Hello,
We have an 8x GPU (v100) system running RHEL8 that we’ve been using with modulus for research (EDU).
Our IT department recently updated the system, installing the latest gpu drivers + cuda available from the nvidia stream, but now the modulus container no longer functions.
Running any modulus script within the container we now get the following error message:
...
RuntimeError: CUDA error: system has unsupported display driver / cuda driver combination
...
Our currently installed driver and cuda versions are:
| NVIDIA-SMI 520.61.05 Driver Version: 520.61.05 CUDA Version: 11.8 |
I’ve repulled the latest modulus image from NGC (22.09), that says it was updated Oct 31st, and see the same error.
Yet this document indicates that v22.09 deep learning containers should be supported on our driver/cuda combination:
In the meantime, I’ve managed to get a bare-metal install of modulus running in a conda environment, it’s giving me warnings about unsupported pytorchscript version conflicts (I’ll start another topic about that), but otherwise seems to run fine with the same scripts that fail in the container.
I’m using the 22.09 release from the modulus gitlab, which I assume is the same as within the 22.09 container images - so I wonder if the CUDA runtime error is being thrown by an older PyTorch version within the container that needs to be updated?
Hi @bsarkar, does the NGC PyTorch container work for you or does that fail too?
nvcr.io/nvidia/pytorch:22.08-py3
Yes, that one does seem to work
❯ singularity exec --nv ./pytorch.22.08-py3.sif /bin/bash (base)
Singularity> python
Python 3.8.13 | packaged by conda-forge | (default, Mar 25 2022, 06:04:10)
[GCC 10.3.0] on linux
Type "help", "copyright", "credits" or "license" for more information.
>>> import torch
>>> print(torch.cuda.is_available())
True
Running the same in the modulus image, without executing my scripts directly, I see a few more error messages at the top regarding the compat lib during container startup
❯ singularity exec --nv ./modulus_22.09.simg /bin/bash (base)
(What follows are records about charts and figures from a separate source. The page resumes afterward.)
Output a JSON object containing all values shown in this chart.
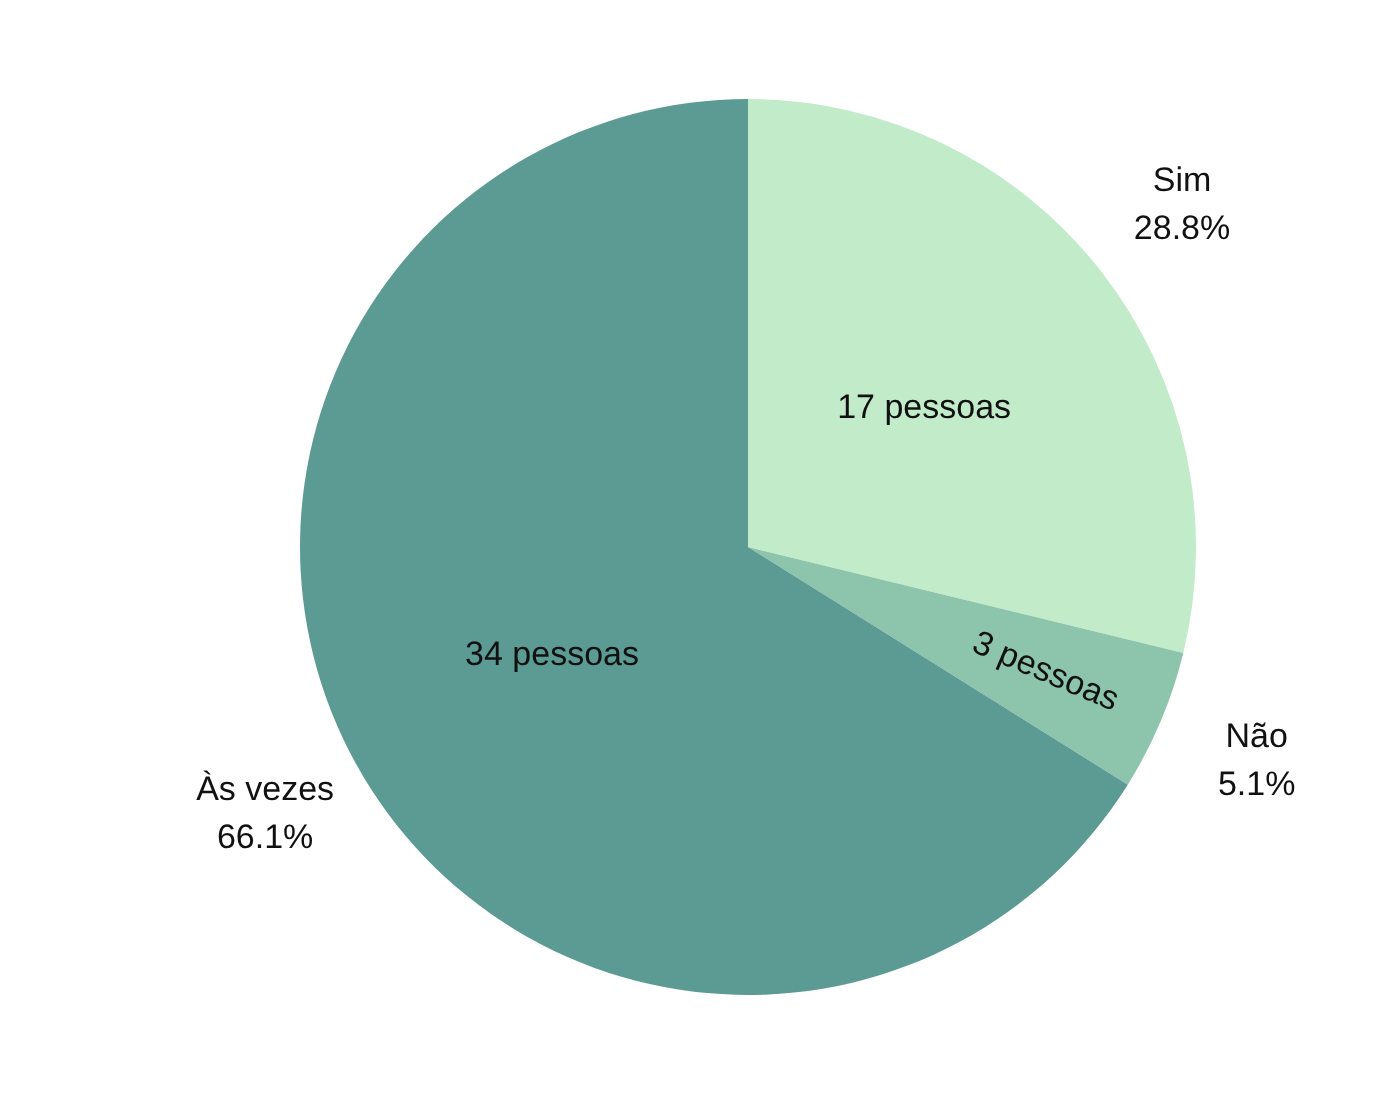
{
  "chart_data": {
    "type": "pie",
    "categories": [
      "Sim",
      "Não",
      "Às vezes"
    ],
    "values": [
      28.8,
      5.1,
      66.1
    ],
    "colors": [
      "#c2ebc9",
      "#8dc4ac",
      "#5c9b94"
    ],
    "value_labels": [
      "28.8%",
      "5.1%",
      "66.1%"
    ],
    "annotations": [
      {
        "text": "17 pessoas",
        "x": "Sim"
      },
      {
        "text": "3 pessoas",
        "x": "Não"
      },
      {
        "text": "34 pessoas",
        "x": "Às vezes"
      }
    ],
    "legend": false
  }
}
/usr/bin/rm: cannot remove '/usr/local/cuda/compat/lib': Read-only file system
rm: cannot remove '/usr/local/cuda/compat/lib': Read-only file system
rm: cannot remove '/usr/local/cuda/compat/lib': Read-only file system
Singularity> python
Python 3.8.13 | packaged by conda-forge | (default, Mar 25 2022, 06:04:10)
[GCC 10.3.0] on linux
Type "help", "copyright", "credits" or "license" for more information.
>>> import torch
>>> print(torch.cuda.is_available())
/opt/conda/lib/python3.8/site-packages/torch/cuda/__init__.py:83: UserWarning: CUDA initialization: Unexpected error from cudaGetDeviceCount(). Did you run some cuda functions before calling NumCudaDevices() that might have already set an error? Error 803: system has unsupported display driver / cuda driver combination (Triggered internally at /opt/pytorch/pytorch/c10/cuda/CUDAFunctions.cpp:109.)
return torch._C._cuda_getDeviceCount() > 0
False
>>>
I don’t see the compat folder in my local filesystem, so is that part of the container image overlay?
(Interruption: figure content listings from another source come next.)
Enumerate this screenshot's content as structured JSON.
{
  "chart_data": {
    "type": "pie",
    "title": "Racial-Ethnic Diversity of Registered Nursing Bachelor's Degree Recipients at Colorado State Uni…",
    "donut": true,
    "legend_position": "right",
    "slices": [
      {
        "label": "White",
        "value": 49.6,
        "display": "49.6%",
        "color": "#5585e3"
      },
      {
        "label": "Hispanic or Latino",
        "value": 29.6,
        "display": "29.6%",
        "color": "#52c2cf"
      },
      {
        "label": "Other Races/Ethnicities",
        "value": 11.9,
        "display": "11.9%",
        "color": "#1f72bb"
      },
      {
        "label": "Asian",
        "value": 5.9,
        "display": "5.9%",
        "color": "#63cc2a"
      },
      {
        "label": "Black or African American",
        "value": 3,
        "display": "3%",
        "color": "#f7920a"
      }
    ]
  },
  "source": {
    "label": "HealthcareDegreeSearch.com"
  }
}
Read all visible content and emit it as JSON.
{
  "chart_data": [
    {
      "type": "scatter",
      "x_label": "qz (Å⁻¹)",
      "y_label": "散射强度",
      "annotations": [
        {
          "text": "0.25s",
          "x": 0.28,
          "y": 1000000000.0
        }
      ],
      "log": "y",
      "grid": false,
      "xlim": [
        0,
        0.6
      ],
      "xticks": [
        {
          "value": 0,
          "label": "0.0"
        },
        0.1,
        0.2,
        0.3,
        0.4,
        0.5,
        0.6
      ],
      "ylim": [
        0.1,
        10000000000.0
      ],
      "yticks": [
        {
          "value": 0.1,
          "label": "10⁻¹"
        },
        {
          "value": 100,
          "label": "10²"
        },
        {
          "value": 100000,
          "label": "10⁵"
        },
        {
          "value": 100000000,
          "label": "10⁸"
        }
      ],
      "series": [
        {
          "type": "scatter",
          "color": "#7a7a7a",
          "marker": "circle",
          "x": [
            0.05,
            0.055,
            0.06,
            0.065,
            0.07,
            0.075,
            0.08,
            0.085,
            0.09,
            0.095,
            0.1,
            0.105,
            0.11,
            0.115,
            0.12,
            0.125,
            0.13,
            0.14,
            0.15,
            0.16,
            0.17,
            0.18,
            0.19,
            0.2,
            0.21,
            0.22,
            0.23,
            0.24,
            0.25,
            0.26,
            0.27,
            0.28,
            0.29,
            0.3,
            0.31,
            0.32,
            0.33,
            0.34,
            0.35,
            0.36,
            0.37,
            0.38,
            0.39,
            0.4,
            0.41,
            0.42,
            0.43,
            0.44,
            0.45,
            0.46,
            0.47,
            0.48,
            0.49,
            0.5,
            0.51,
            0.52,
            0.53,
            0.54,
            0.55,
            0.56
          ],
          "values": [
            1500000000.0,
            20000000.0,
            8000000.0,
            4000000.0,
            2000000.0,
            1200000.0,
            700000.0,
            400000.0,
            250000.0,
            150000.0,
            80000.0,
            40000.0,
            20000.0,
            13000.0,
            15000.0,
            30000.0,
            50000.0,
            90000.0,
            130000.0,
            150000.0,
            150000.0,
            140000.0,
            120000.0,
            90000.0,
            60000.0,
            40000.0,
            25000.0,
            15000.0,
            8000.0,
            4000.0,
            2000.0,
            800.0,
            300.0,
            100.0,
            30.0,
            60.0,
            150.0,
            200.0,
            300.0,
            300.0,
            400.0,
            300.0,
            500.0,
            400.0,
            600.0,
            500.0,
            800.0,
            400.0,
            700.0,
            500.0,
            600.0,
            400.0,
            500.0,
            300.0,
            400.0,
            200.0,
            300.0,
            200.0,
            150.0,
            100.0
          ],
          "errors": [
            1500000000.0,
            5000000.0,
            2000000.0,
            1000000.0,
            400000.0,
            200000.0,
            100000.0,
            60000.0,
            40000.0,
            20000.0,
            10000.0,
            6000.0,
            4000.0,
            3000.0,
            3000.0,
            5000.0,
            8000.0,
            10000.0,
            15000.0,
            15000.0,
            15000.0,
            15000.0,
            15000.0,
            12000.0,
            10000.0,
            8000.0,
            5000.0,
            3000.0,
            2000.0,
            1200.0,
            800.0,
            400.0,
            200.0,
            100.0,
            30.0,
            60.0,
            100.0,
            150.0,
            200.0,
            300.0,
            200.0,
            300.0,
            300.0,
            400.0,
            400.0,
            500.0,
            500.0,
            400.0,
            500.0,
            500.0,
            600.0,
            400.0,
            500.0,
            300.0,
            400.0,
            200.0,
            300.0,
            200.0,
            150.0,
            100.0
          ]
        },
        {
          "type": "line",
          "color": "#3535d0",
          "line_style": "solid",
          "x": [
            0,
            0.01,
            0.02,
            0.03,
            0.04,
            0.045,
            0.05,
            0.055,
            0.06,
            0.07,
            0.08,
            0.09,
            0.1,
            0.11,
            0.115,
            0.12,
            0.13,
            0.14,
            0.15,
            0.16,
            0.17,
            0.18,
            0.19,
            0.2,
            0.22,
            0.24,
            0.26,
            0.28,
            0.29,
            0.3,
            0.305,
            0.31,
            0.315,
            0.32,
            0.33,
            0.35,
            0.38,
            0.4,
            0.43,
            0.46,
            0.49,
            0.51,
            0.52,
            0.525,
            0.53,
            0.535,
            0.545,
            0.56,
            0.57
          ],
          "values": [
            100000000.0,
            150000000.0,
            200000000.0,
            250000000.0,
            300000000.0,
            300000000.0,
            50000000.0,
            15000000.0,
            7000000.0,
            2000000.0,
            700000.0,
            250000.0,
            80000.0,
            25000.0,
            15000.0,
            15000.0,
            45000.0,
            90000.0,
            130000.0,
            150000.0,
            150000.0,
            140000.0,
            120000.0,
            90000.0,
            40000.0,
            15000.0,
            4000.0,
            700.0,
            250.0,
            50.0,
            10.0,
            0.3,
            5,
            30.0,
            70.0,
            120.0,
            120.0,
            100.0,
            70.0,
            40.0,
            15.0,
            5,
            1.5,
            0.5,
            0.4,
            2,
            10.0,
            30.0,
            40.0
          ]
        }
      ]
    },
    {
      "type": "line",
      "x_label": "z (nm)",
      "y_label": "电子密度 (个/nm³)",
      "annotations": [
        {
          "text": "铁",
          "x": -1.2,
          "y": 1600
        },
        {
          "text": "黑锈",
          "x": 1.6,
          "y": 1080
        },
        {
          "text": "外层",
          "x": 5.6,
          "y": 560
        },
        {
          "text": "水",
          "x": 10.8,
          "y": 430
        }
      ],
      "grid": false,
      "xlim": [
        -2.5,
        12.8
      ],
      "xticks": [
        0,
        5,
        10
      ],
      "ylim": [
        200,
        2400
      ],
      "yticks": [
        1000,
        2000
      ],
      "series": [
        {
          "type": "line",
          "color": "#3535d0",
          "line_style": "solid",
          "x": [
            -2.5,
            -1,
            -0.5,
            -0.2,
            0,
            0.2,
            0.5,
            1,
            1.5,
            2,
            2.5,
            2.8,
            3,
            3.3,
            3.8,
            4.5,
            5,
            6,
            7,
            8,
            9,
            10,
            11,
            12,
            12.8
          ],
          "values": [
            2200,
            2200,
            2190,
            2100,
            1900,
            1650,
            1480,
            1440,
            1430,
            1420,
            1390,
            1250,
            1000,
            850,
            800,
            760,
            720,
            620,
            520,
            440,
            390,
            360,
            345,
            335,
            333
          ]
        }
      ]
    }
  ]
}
ok, with that information in hand I was able to create a writeable copy of the container
singularity overlay create --size 1024 modulus_22.09.simg
Which now allows the removal of the compat library during startup
❯ singularity exec --nv --writable ./modulus_22.09.simg /bin/bash (base)
WARNING: nv files may not be bound with --writable
bash: fish: command not found
Singularity> python
Python 3.8.13 | packaged by conda-forge | (default, Mar 25 2022, 06:04:10)
[GCC 10.3.0] on linux
Type "help", "copyright", "credits" or "license" for more information.
>>> import torch
>>> print(torch.cuda.is_available())
True
(despite the warning about nv files not being writable, this still seemed to work)
Is this a fundamental difference between docker / singularity?
i.e. system not mutable unless explicitly build that way?
We can’t use docker in our university HPC environment, so I had followed the ngc instructions on creating singularity builds.